AIG takes this second approach with customers who are in financial hardship. It will consider allowing you to reduce the monthly cost of your protection insurance for up to six months but you will not be able to take a complete break from your payments. Most importantly, during the period you are paying reduced premiums, the value of cover you have will be reduced.
For example, it says a 33-year-old with £250,000 of life cover, paying £21.86 a month, could reduce their payments to £4.17 a month for six months. However, the maximum that could be claimed during this six-month period would be only £10,000.
In other words, in this scenario, an 80% reduction in the cost of the monthly policy would lead to a 96% reduction in the value of cover, and would leave your loved ones £240,000 worse off if you died – while saving you only £17.69 a month.
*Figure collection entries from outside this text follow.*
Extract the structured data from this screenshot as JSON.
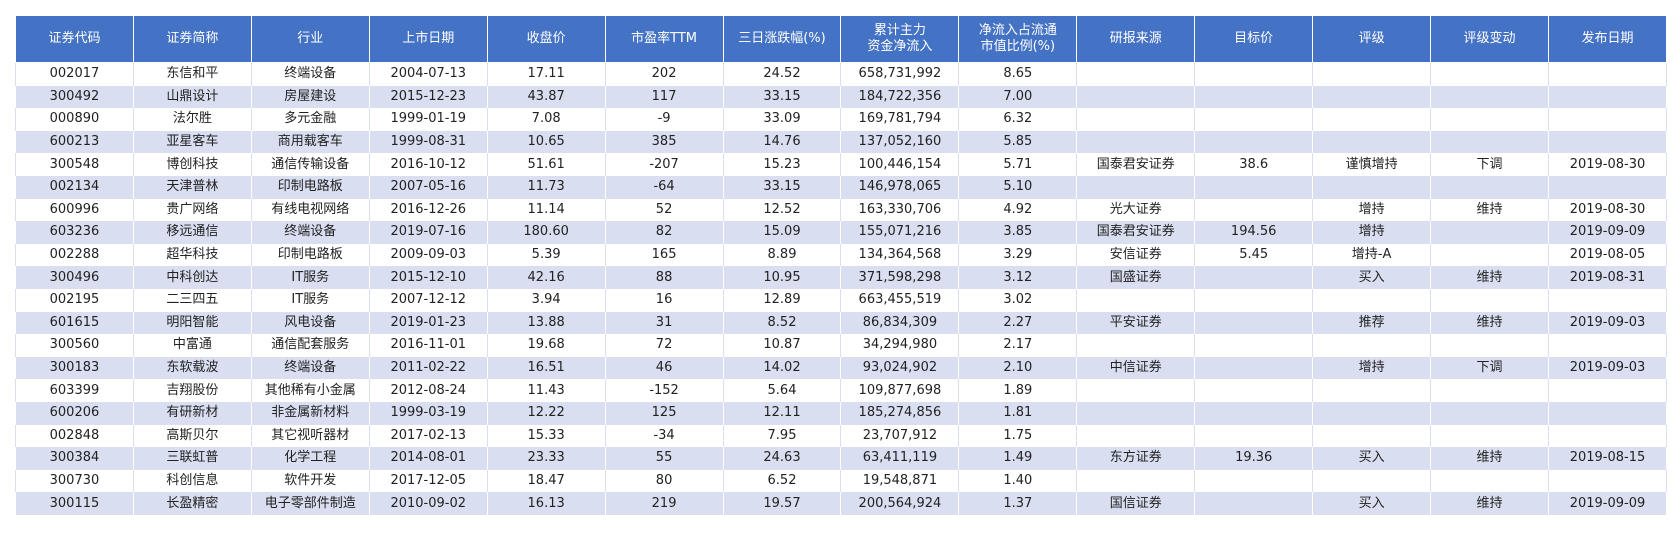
{
  "table": {
    "headers": [
      "证券代码",
      "证券简称",
      "行业",
      "上市日期",
      "收盘价",
      "市盈率TTM",
      "三日涨跌幅(%)",
      "累计主力\n资金净流入",
      "净流入占流通\n市值比例(%)",
      "研报来源",
      "目标价",
      "评级",
      "评级变动",
      "发布日期"
    ],
    "rows": [
      [
        "002017",
        "东信和平",
        "终端设备",
        "2004-07-13",
        "17.11",
        "202",
        "24.52",
        "658,731,992",
        "8.65",
        "",
        "",
        "",
        "",
        ""
      ],
      [
        "300492",
        "山鼎设计",
        "房屋建设",
        "2015-12-23",
        "43.87",
        "117",
        "33.15",
        "184,722,356",
        "7.00",
        "",
        "",
        "",
        "",
        ""
      ],
      [
        "000890",
        "法尔胜",
        "多元金融",
        "1999-01-19",
        "7.08",
        "-9",
        "33.09",
        "169,781,794",
        "6.32",
        "",
        "",
        "",
        "",
        ""
      ],
      [
        "600213",
        "亚星客车",
        "商用载客车",
        "1999-08-31",
        "10.65",
        "385",
        "14.76",
        "137,052,160",
        "5.85",
        "",
        "",
        "",
        "",
        ""
      ],
      [
        "300548",
        "博创科技",
        "通信传输设备",
        "2016-10-12",
        "51.61",
        "-207",
        "15.23",
        "100,446,154",
        "5.71",
        "国泰君安证券",
        "38.6",
        "谨慎增持",
        "下调",
        "2019-08-30"
      ],
      [
        "002134",
        "天津普林",
        "印制电路板",
        "2007-05-16",
        "11.73",
        "-64",
        "33.15",
        "146,978,065",
        "5.10",
        "",
        "",
        "",
        "",
        ""
      ],
      [
        "600996",
        "贵广网络",
        "有线电视网络",
        "2016-12-26",
        "11.14",
        "52",
        "12.52",
        "163,330,706",
        "4.92",
        "光大证券",
        "",
        "增持",
        "维持",
        "2019-08-30"
      ],
      [
        "603236",
        "移远通信",
        "终端设备",
        "2019-07-16",
        "180.60",
        "82",
        "15.09",
        "155,071,216",
        "3.85",
        "国泰君安证券",
        "194.56",
        "增持",
        "",
        "2019-09-09"
      ],
      [
        "002288",
        "超华科技",
        "印制电路板",
        "2009-09-03",
        "5.39",
        "165",
        "8.89",
        "134,364,568",
        "3.29",
        "安信证券",
        "5.45",
        "增持-A",
        "",
        "2019-08-05"
      ],
      [
        "300496",
        "中科创达",
        "IT服务",
        "2015-12-10",
        "42.16",
        "88",
        "10.95",
        "371,598,298",
        "3.12",
        "国盛证券",
        "",
        "买入",
        "维持",
        "2019-08-31"
      ],
      [
        "002195",
        "二三四五",
        "IT服务",
        "2007-12-12",
        "3.94",
        "16",
        "12.89",
        "663,455,519",
        "3.02",
        "",
        "",
        "",
        "",
        ""
      ],
      [
        "601615",
        "明阳智能",
        "风电设备",
        "2019-01-23",
        "13.88",
        "31",
        "8.52",
        "86,834,309",
        "2.27",
        "平安证券",
        "",
        "推荐",
        "维持",
        "2019-09-03"
      ],
      [
        "300560",
        "中富通",
        "通信配套服务",
        "2016-11-01",
        "19.68",
        "72",
        "10.87",
        "34,294,980",
        "2.17",
        "",
        "",
        "",
        "",
        ""
      ],
      [
        "300183",
        "东软载波",
        "终端设备",
        "2011-02-22",
        "16.51",
        "46",
        "14.02",
        "93,024,902",
        "2.10",
        "中信证券",
        "",
        "增持",
        "下调",
        "2019-09-03"
      ],
      [
        "603399",
        "吉翔股份",
        "其他稀有小金属",
        "2012-08-24",
        "11.43",
        "-152",
        "5.64",
        "109,877,698",
        "1.89",
        "",
        "",
        "",
        "",
        ""
      ],
      [
        "600206",
        "有研新材",
        "非金属新材料",
        "1999-03-19",
        "12.22",
        "125",
        "12.11",
        "185,274,856",
        "1.81",
        "",
        "",
        "",
        "",
        ""
      ],
      [
        "002848",
        "高斯贝尔",
        "其它视听器材",
        "2017-02-13",
        "15.33",
        "-34",
        "7.95",
        "23,707,912",
        "1.75",
        "",
        "",
        "",
        "",
        ""
      ],
      [
        "300384",
        "三联虹普",
        "化学工程",
        "2014-08-01",
        "23.33",
        "55",
        "24.63",
        "63,411,119",
        "1.49",
        "东方证券",
        "19.36",
        "买入",
        "维持",
        "2019-08-15"
      ],
      [
        "300730",
        "科创信息",
        "软件开发",
        "2017-12-05",
        "18.47",
        "80",
        "6.52",
        "19,548,871",
        "1.40",
        "",
        "",
        "",
        "",
        ""
      ],
      [
        "300115",
        "长盈精密",
        "电子零部件制造",
        "2010-09-02",
        "16.13",
        "219",
        "19.57",
        "200,564,924",
        "1.37",
        "国信证券",
        "",
        "买入",
        "维持",
        "2019-09-09"
      ]
    ]
  }
}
However, if £4.17 a month is all that you can afford and you want to keep some kind of cover in place, then this drastic step may be worth considering.
At the end of the six months, you can either stay on your reduced premium or increase it back to your usual level, with no further underwriting required. You will not be asked to cover the difference in payments when your premiums return to normal, and throughout the six-month period you will have access to AIG’s 24/7 health and wellbeing support services.
Cutting your pension contributions
You may also be considering reducing or stopping your pension contributions for a while. This may ease your financial pressures a little in the short-term but it will reduce your income in retirement.
“Staying in your pension and making regular contributions, if they’re affordable, is one of the greatest ways you can protect your future,” says Eve Read, a spokesperson for Nest, the not-for-profit scheme set up by the government to facilitate workplace pensions. “Especially if you save into a workplace pension, like Nest, as your employer will pay in money, and you get tax relief from the government, too – these extra contributions effectively double your investment.”
From April, the average household’s yearly energy bill is expected to increase by £693 a year or £57.75 a month, according to Ofgem. If you are a basic-rate taxpayer and you divert £57.75 a month from your pension contributions to your energy bill for a year, you will miss out on £14.45 in tax relief a month and £34.90 a month in employer contributions (assuming your employer contributes the minimum amount it can to your pension each month via auto-enrolment).
Cutting £693 a year from your pension will mean £1,284 less goes into your fund. If that money manages to grow by 5% a year until you retire, the long-term cost is even greater. Hargreaves Lansdown, an investment platform, estimates that a 40-year-old basic-rate taxpayer who cuts back on their pension payments in this way – reducing their contributions by only £57.75 a month for only one year – would end up £4,569 worse off, before fees, by the age of 67.
“It can be tempting to cut pension contributions when money gets tight but it is important to remember that you are losing more than just your own contribution,” Helen Morrissey, a senior pensions and retirement analyst at Hargreaves Lansdown, says. “Tax relief and the employer contribution give your pension a real boost, and along with long-term investment returns can have a powerful impact on how much you end up with in retirement.
“If you do find yourself in a position where you have to cut or stop your contributions, try to resume them as soon as you can.”